Publié le par JoSeseSeko

Couthon, compagnon de la Révolution

Plus de 220 ans après son exécution, le révolutionnaire Georges Couthon est devenue une figure oubliée de la Révolution. Pourtant, il a laissé une postérité assez contrastée dans la recherche historique sur cette période phare de l'histoire de France, avec la loi de Prairial instaurant la Grande Terreur jusqu'au coup d'État renversant Robespierre et ses partisans, dont Couthon.

Il y a quelques mois, un lecteur de ce blog m'avait demandé si je comptais faire un article sur Georges Couthon, révolutionnaire français mort le 10 Thermidor an II (28 juillet 1794), au lendemain du Coup d'État du 9 Thermidor (27 juillet 1794), fomenté contre Maximilien Robespierre et d'autres membres du Comité de Salut public, mettant officiellement fin à la Terreur, cet épisode fort marquant de l'histoire de France, où le débat historique est loin d'être terminé. L'heure est donc venue de consacrer un article sur Couthon, même si, je dois l'avouer, je connais peu ce personnage.

Un enfant de l'Auvergne

Il est vrai, tout de même, que contrairement à d'autres révolutionnaires comme Robespierre, Louis-Antoine de Saint-Just, Georges Danton, Camille Desmoulins, Jean-Paul Marat, Bertrand Barère, Jean-Marie Collot d'Herbois ou Joseph Fouché, le nom de Couthon est peu évoqué parmi les personnages hauts en couleur de la Révolution française. Du coup, retrouver une certaine trace biographique est plus complexe que pour d'autres, où c'est bien fourni. Mais ce n'est pas impossible. D'abord, Couthon est un auvergnat né à Orcet, en 1755. Fils d'un notaire de la ville, il se destina à une carrière dans l'univers du droit, faisant des études dans ce domaine à la fin des années 1770. Une trajectoire similaire à de nombreux futurs révolutionnaires (Robespierre, Danton, Desmoulins) en somme.

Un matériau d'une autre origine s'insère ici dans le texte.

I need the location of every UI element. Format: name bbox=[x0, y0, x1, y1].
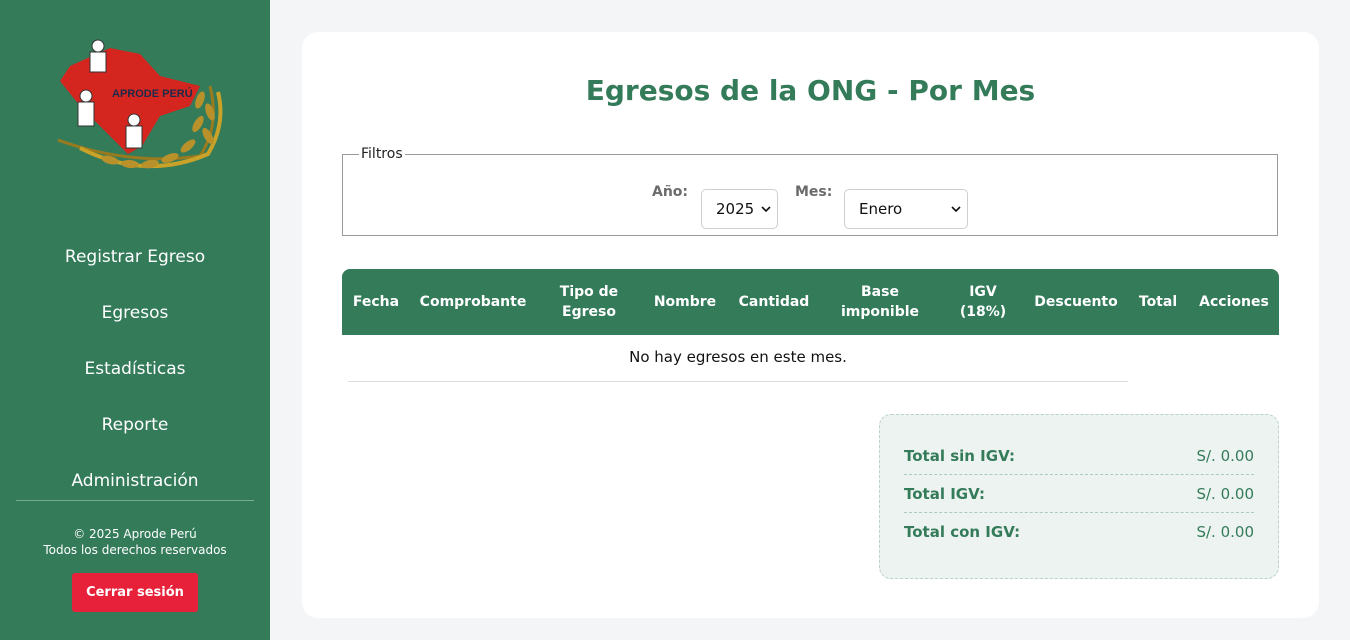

D'ailleurs, après ses études, il voulut s'installer à Paris, une première fois, pour faire carrière en tant qu'avocat mais n'ayant eu guère de clients face à une concurrence importante, il se résolut à exercer son métier à Clermont-Ferrand, où il put se faire une bonne réputation, notamment auprès des plus pauvres dont il offrait des consultations gratuites.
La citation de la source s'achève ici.